O anda Yu Yiseol içini çekti ve kapıya yaklaştı. Onu tuttu ve son bir gürültüyle Chung Myung'u kapıdan çıkarıp arabanın üzerine çekti.
"Ah. Hâlâ soğuk."
"...."
"Ne? Hadi gidelim."
Baek Cheon, Hong Yi-Myung'a baktı ve alçak sesle konuştu.
"...özür dilerim."
"Ne kadar ilginç bir adam. Oldukça sorunlu biri olmalı."
"...Evet."
Eğer çektiği acılardan bahsetmesi gerekiyorsa, buna hiç gerek yoktu. Her şeye rağmen Chung Myung ayağa kalktı ve Hong Yi-Myung'un getirdiği çeşitli eşyaları arabaya yükledikten sonra cesurca arabanın önünde durdu.
"O zaman şimdi gidelim."
"Gölün yakınına giden yolu takip edin. Uzun bir yolculuk olacak, bu yüzden kendinizi fazla zorlamayın. Kuzey Denizi'nin soğuğu sadece yorgunlara eziyet eder."

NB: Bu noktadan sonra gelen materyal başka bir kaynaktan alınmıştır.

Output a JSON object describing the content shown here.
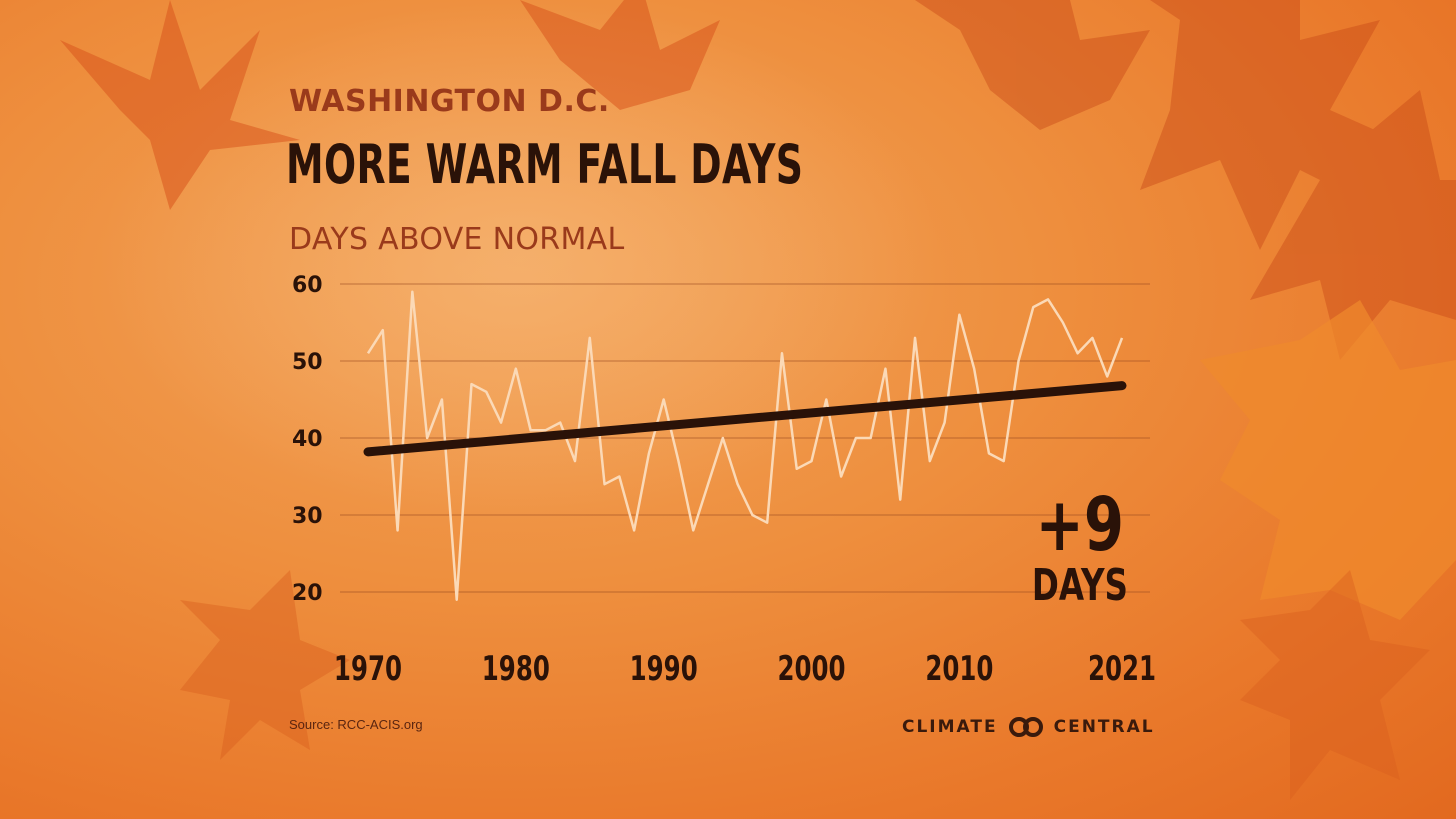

"Evet, bunu aklımızda tutacağız."
O anda arabadan kaba bir ses yükseldi.
"Ah, hadi gidelim!"
"O lanetli piç!"
"Arabayı yakıp atacağım!"
Hua Dağı müritlerinin arabaya doğru koşup bağırdıklarını gören Hong Jin-Bo sessizce babasına mırıldandı.
"Bunlar çok tuhaf insanlar. Onlar Orta Ova halkı mı?"
"...öyle değil."
Hong Yi-Myung, uzak bir diyarda yaşayan bu çocukların onurları için bahaneler uydurdu.
"Teşekkür ederim. Dönüşte uğrarım..."
Son kez vedalaştıkları zamandı.
"Öğrenci Baek Cheon."
Arabanın önünde sessizce dururken Hae Yeon ona seslendi ve Baek Cheon'un tedirgin bakışları karşısında hafifçe gerildi.
"Ne oldu keşiş?"
"İleriden biri hızla yaklaşıyor."
"Hmm?"
Baek Cheon kaşlarını çattı ve önüne baktı.
Haklıydı.
Karlı rüzgârların arasından bir şey hareket ediyordu. Küçük bir nokta bir anda büyümeye başladı ve korkutucu bir hızla onlara yaklaştı.
"Kim bu?"
"Hızına bakılırsa normal olamaz."
"...asla bilemeyiz, bu yüzden hazırlıklı olun."
"Evet!"
Baek Cheon emri verdiğinde herkes hızla karşılık vererek tetikte olmaya başladı ve şiddetli rüzgârı sessizlik izledi.
Gerginliğin yayılması için bir an yeterliydi.